As part of his teaching assignment, he was asked to present an enrichment class in any subject. “It was supposed to be something you love,” he recalls, “and I didn’t know what I loved. I remembered a professor at Seton Hall, an art professor who taught a clay class that I took in my senior year, to fill an elective requirement. I recalled loving the class and doing well in it. The professor encouraged me to keep creative work in my life, somehow. So, I managed to get 500 pounds of clay donated to the school and at the age of 26, I knew I wanted to be an artist.”
Fabio J. Fernández, Sculptures in Love with Architecture, Collaborative Series with Tom Lauerman, 2006-present.
With no formal training and no portfolio, Fernández enrolled in an MA program at Montclair State University and began to build his craft as a sculptor. From there he went on to earn an MFA in Sculpture at Cranbrook Academy of Art and was hired as Associate Curator at the Cranbrook Art Museum. His prior business experience served him well as he built a resume in arts administration. A move to Boston followed, where his future wife was working as an architect. He found a curator position at the Society for Arts+Crafts and twelve years later, became its Executive Director.
Fernández comes to Greenwich House at a time of transition. The COVID-19 pandemic helped to squelch a major building and expansion project that stood as a hole in the ground throughout the crisis. Fernández says, “When I walked through the door, the place was very familiar. I had come from a very similar venerable arts organization, with similar programs in education, exhibition, and residencies. And, we had just accomplished a complex move caused by the sale of our space by the landlord. It had been a stressful three years of dealing with all the aspects of a major building project. I feel as though I was tested by fire.”
Fernández will put that experience to use as the Greenwich building project moves forward. The first phase involves significant improvements to the clay-making process.
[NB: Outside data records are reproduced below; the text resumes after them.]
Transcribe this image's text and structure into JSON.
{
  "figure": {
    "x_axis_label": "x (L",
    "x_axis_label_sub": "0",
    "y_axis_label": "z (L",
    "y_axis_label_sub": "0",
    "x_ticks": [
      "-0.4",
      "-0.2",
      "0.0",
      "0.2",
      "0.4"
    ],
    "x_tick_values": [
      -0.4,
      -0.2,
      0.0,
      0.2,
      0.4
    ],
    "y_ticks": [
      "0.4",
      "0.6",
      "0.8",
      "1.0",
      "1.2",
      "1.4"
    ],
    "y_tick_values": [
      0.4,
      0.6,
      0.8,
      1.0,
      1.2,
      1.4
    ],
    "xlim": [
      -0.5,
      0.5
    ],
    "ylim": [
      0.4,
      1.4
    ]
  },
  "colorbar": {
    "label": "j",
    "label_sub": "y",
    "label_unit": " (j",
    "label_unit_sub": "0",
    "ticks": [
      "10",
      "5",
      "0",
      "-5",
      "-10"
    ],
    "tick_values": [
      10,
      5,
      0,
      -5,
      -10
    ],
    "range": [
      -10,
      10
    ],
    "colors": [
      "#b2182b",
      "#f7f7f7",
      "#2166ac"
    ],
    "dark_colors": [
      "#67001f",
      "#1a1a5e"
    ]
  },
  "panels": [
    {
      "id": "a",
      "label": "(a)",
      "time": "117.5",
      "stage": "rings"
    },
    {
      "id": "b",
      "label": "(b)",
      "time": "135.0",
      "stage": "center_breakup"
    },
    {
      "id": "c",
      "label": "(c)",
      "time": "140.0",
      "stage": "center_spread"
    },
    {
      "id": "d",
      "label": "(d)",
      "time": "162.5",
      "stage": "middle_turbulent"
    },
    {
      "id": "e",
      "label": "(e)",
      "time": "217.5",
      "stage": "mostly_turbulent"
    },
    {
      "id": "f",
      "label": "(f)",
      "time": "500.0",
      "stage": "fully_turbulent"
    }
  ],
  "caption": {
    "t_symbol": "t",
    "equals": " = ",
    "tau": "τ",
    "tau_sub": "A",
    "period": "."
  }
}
It will include a basement space for clay and glaze mixing over a two-story, ADA-compliant structure that will house a kiln room. “We are currently mixing clay in a cramped space in a cramped building in a cramped city,” says Fernández. “The clay is hoisted in 200-pound buckets outside the building!” He says that potters often take pride in “making do” with primitive spaces and equipment, but he feels that Greenwich, as such a venerable organization, deserves better.
Fernández admits that he is needs more education in the technical aspects of clay and looks forward to taking classes after his first year of acclimating to the new organization. He says, “I like how clay fits into Greenwich’s wider mission.” His first goal is to take time to listen to the staff, faculty, and students, acknowledging that others have a much longer tenure. He hopes to find a degree of consensus after a period of listening. He says, “There are people who have been taking classes here for 50 years. That demands a humble manner.”
While Greenwich’s growth will demand Fernández’s administrative and business expertise, he will still find time for his creative work. I use my sketchbook to hold onto the thread of my creative process,” he says, “and every couple of years, I take a residency to feed my practice.” He describes that creative spark as “the hyphen that connects people, ideas, and objects.” That connection is at the core of the work at Greenwich: social and educational programs that serve community. By following his core value of “doing good” Fernández has accomplished not only his goal, but the dream of his parents for a better life.